The status of LMP implies a declaration of income in the category of professional BIC. It allows for depreciation (the real regime is then mandatory) and allows losses to be offset against global income without a ceiling, with the possibility to carry these losses forward for six years.

Social Treatment under LMP
  • Mandatory affiliation to the SSI regime (formerly RSI)

  • High social contributions (approximately 30% of taxable earnings, minimal in case of losses)

Taxation in the event of resale

The status of Professional Furnished Lessor falls under the professional capital gains regime, with the possibility of benefiting from a total exemption if the activity has been conducted for more than five years and if revenues remain below €90,000 on average per year over two years.

Ideal profile: this investor generates a strong rental yield and wants to offset losses against their overall income. Their project is part of a professional or long-term approach, with an anticipated succession in sight.

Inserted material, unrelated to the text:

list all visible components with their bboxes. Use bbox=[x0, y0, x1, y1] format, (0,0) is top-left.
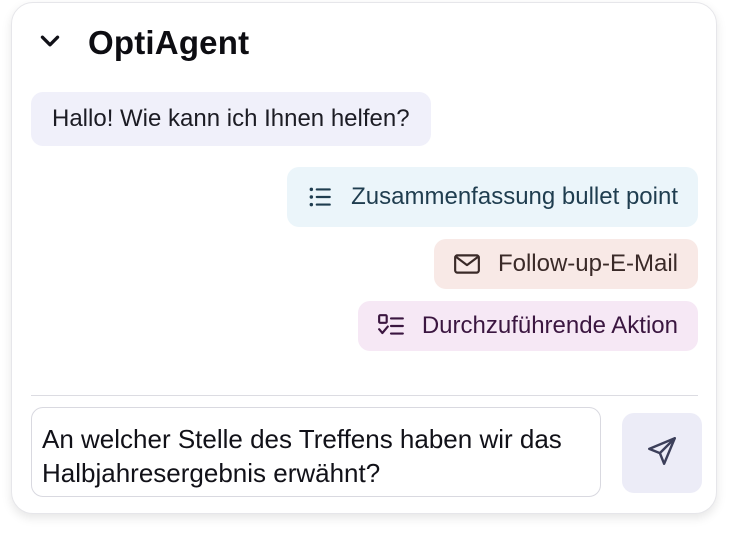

How to choose? Our practical advice

Case #1: You invest alone with a low-rent property
  • Rental income < 15,000 €/year, low expenses

  • Recommended choice: LMNP micro-BIC for simplicity

Case #2: You have a 20-year mortgage
  • Strong bank leverage, useful depreciation

  • Recommended choice: LMNP real to optimize taxation

Case #3: You manage multiple properties and are part-time or retired
  • Income > 23,000 €, low professional income

  • Recommended choice: switch to LMP to benefit from exemptions on resale

The choice between LMNP and LMP is not solely based on the level of rental income. It also depends on your wealth management goals, your family situation, your administrative tolerance, and your long-term strategy.